| |
Review by Peter Bradshaw, The Guardian
|
|
Nothing in director Julian Schnabel's career so far has
anticipated the sweetness, sadness, maturity and restraint
of this lovely movie. It is a very moving and deeply satisfying
version of the bestselling 1997 memoir by Jean-Dominique
Bauby, the 43-year-old Parisian fashion magazine editor
who, at the very height of wealth, health and success
was paralysed by a stroke and suffered from "locked-in
syndrome". He could hear and see perfectly, but could
not move or speak. The thing he could do was blink his
left eyelid and, with ferocious effort, learned to blink
in a special alphabet-code and by this means "dictate"
his extraordinary memoir. Bauby was submerged in a diving
bell of physical immobility: that precious, fluttering
eyelid was a butterfly of freedom and hope.
Armed with Ronald Harwood's robust screenplay, Schnabel
has applied his visual sense to create a distinctive look
and feel for his movie, part magic lantern, part hallucinatory
fuzz, a watery depth from which float up memories and
reveries, fantastical constructions and visions. It is
only in the past and in fantasy that Bauby can escape
his condition. These images drift past his field of vision,
and sequences of almost narcotic melancholy or indeterminacy
will suddenly snap shut as we are forced back into clinical
reality. Schnabel moves with seamless assurance from Bauby's
agonised, bedridden point-of-view to the third-person
camera positions showing us the ruined invalid, images
whose objectivity is conditioned by Bauby's fiercely unsentimental
sense of self.
He is played by Mathieu Amalric: an actor with one of
the most beguiling screen faces: cherubic, ironic, sensual.

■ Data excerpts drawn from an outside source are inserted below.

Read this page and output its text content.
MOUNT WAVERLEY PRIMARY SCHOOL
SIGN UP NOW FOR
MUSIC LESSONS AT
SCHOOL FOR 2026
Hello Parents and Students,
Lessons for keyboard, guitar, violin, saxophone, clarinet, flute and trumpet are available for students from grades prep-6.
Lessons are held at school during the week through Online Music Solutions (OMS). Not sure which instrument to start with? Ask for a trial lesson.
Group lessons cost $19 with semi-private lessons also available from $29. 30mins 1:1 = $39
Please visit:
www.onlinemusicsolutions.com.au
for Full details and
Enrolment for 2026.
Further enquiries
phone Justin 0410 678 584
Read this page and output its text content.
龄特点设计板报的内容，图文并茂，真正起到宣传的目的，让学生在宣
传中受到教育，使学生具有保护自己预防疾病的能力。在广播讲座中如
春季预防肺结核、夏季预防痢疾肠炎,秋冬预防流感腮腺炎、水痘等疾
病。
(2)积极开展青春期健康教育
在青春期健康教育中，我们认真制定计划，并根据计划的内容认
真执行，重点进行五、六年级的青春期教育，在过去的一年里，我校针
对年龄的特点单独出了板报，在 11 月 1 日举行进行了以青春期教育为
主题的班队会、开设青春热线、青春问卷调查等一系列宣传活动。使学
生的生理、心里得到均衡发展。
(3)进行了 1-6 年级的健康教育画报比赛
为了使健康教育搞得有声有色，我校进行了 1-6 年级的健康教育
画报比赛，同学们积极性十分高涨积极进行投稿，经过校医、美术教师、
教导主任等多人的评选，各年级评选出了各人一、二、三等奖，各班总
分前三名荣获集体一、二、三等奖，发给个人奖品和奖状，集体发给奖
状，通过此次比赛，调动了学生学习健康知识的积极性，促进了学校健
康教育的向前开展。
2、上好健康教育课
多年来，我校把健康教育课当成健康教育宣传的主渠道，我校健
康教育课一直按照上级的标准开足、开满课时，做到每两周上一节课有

When a flashback shows him in his pomp, breezing into
a fashion shoot, dishevelled and unshaven as only a very
celebrated or handsome man can afford to be, he radiates
well-being.
Amalric is a tremendous screen actor; it may be that his
forthcoming elevation to Bond villain in the new 007 film
will bring him to a wider audience; I hope it does not
caricature his style. This is a wonderful performance.
As for Schnabel, it is an exhilarating breakthrough, and
for screenwriter Ronald Harwood the movie is another triumph
of responsive, creative intelligence.